Я всю неделю сидел в этом кресле, пил, курил и разговаривал, а теперь мертва золотая рыбка.

«Почему они погибли?” – «Не знаю” – «Может это я, я ведь дал им немного хлопьев «Келлогз”?” – «Может быть, странно, что ты давал им что-то, кроме рыбьего корма” – «Но я подумал, что они голодны, и дал им немного раскрошившихся хлопьев” – «Ну я не знаю, отчего они погибли” – «Но почему это никто не знает? что случилось? почему они так? Каланы и мыши и все, черт возьми, умирают вокруг, Билли, я не вынесу этого, и каждый раз это моя проклятая вина!” – «Кто сказал, что это твоя вина, дорогой?” – «Дорогой? Ты называешь меня «дорогой”? зачем ты называешь меня «дорогой”?” – «Ах, позволь мне любить тебя (целует меня) просто потому, что ты этого не заслуживаешь” – (Пристыженно): «Почему это не заслуживаю” – «Потому что говоришь все это…” – «Так что там с рыбками” – «Не знаю, правда” – «Это потому что я сидел всю неделю в этом ветхом кресле, обдувая воду табачным дымом, и все остальные курили и разговаривали?” – Но малютка Эллиот карабкается к маме на колени и начинает спрашивать: «Билли”, зовет он ее, «Билли, Билли, Билли”, касаясь ее лица, я почти с ума схожу от того, как все это печально – «Чем ты занимался весь день?” – «Я был с Беном Фаганом и спал в парке… Билли, что нам делать?” «Вечно ты одно и то же говоришь, поженимся и полетим в Мехико с Перри и Эллиотом” – «Я боюсь Перри и я боюсь Эллиота” – «Он всего лишь маленький мальчик” – «Билли, я не хочу жениться. Я боюсь…” – «Боишься?” – «Я хочу вернуться домой и умереть с моим котом”. Я мог бы быть красивым стройным молодым президентом в костюме и сидеть в старомодном кресле-качалке, но нет, вместо этого я «фантом оперы” и стою у портьеры между мертвыми рыбами и разбитым креслом – Может наплевать тому, кто меня создавал, или зачем все это вообще? – «Джек, в чем дело, о чем ты?”, но внезапно, видя то, как она готовит ужин, а бедный малютка Эллиот ждет его, зажав в кулачке ложку, я понимаю, что это просто семейная домашняя сценка, а я просто сумасшедший и мне здесь не место – А Билли начинает: «Джек, нам следует пожениться, и будут такие вот мирные ужины с Эллиотом, что-то должно очистить тебя навсегда, я убеждена”.

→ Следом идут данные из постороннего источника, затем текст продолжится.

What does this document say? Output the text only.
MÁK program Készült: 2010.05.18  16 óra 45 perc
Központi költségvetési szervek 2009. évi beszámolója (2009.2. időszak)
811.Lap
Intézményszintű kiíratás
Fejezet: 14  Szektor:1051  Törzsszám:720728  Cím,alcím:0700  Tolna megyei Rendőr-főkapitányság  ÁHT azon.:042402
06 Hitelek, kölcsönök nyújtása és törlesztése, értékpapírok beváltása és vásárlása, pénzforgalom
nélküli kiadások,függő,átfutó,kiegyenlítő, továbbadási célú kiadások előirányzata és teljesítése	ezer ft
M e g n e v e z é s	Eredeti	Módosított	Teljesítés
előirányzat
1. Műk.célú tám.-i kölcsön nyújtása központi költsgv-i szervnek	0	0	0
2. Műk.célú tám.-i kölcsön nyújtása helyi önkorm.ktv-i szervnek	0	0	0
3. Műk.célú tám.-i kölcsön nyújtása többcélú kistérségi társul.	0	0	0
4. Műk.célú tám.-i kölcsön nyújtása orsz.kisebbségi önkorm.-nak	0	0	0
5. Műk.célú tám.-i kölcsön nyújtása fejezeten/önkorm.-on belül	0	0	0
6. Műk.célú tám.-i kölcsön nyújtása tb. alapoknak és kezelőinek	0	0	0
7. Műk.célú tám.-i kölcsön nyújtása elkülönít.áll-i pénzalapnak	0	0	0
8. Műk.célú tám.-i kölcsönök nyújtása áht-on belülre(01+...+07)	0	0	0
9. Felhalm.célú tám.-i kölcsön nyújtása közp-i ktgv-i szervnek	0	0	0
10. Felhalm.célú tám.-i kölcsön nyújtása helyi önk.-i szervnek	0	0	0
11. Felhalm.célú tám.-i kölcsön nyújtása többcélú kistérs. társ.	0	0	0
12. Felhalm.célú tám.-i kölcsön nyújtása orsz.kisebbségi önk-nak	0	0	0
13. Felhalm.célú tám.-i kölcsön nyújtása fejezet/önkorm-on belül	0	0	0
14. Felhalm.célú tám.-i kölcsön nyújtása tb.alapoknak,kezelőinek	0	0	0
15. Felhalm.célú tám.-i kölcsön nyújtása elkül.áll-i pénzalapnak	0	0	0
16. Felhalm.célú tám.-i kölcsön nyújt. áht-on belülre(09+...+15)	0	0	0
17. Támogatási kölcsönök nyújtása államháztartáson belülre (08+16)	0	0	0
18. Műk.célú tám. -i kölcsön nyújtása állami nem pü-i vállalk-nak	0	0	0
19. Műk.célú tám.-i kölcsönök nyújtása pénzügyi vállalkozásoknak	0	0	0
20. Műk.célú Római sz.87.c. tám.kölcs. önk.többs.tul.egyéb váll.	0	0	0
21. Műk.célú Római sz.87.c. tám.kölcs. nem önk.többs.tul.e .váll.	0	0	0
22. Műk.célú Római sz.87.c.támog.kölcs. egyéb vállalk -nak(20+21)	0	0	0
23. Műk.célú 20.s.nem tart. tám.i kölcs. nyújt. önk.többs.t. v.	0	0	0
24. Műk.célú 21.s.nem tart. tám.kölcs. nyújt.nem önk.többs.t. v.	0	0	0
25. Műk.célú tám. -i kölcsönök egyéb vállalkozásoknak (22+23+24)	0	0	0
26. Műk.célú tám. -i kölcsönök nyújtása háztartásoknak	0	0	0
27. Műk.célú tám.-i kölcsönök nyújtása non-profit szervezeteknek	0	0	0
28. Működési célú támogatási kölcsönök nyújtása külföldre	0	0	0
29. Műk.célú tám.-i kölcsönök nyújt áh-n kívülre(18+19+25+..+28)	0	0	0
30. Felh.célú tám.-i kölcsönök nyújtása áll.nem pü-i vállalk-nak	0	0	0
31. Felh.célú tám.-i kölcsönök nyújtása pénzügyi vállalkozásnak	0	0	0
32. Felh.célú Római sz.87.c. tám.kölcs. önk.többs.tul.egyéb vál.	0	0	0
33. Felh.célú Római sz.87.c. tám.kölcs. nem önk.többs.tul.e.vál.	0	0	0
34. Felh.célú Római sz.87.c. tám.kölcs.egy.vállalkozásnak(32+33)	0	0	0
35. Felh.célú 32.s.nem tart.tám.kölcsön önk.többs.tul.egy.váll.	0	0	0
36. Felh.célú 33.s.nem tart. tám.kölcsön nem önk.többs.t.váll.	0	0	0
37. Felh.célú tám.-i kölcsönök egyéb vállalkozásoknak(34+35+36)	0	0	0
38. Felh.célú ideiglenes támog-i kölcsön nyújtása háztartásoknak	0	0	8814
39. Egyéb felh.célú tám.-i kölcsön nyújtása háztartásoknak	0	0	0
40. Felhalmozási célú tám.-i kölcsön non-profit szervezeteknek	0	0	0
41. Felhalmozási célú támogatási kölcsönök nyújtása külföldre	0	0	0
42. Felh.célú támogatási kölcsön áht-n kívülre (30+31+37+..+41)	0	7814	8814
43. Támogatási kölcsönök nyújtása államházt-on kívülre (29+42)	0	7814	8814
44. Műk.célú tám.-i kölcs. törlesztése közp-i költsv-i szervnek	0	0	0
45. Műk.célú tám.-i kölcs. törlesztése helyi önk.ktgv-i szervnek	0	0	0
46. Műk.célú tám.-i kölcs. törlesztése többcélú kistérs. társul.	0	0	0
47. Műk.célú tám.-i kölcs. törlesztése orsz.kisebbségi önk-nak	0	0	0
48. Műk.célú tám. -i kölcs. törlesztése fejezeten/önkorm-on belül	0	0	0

«Что я не так сделал?” – «А то, что ты удерживаешь себя от любви с такой женщиной, как я, и с предыдущими женщинами, и с будущими женщинами, такими, как я – Представь, как здорово было бы, если бы мы поженились, укладывали бы Эллиота спать, отправлялись бы джаз послушать, или даже вдруг на самолете в Париж, и все, чему бы я учила тебя и ты бы меня учил – вместо этого все, что ты делаешь, это грустно просиживаешь жизнь, выдумывая, куда бы пойти, а все здесь, все время у тебя под носом” – «Предположим, я не хочу этого” – «Ты просто рисуешься, когда говоришь, что не хочешь, разумеется ты хочешь…” – «Но я не хочу, я странный парень с изломанной душой, которого ты даже не знаешь” – («Изоманный”? что такое «изоманный”? Билли? Что такое «изоманный”?”, спрашивает бедный маленький Эллиот) – Тем временем на минутку заскакивает Перри, и я резко заявляю ему: «Я тебя, Перри, не понимаю, я люблю тебя, ты меня прикалываешь, ты сумасшедший, но что это за дела с похищением маленьких девочек?”, только вдруг, спрашивая, вижу слезы у него на глазах и понимаю, что он влюблен в Билли и всегда был влюблен, уау – Я даже говорю: «Ты в Билли влюблен, так что ли? Прости, я выхожу из игры” – «О чем ты говоришь, парень?” – А потом этот великий аргумент о том, что они с Билли просто друзья, так что я затягиваю «Просто друзья”, как Синатра, «Друзья, но не такие, как прежде…”, а Перри, видя, как я пою, мчится вниз по лестнице за бутылкой для меня – Но рыба все-таки мертва и кресло сломано.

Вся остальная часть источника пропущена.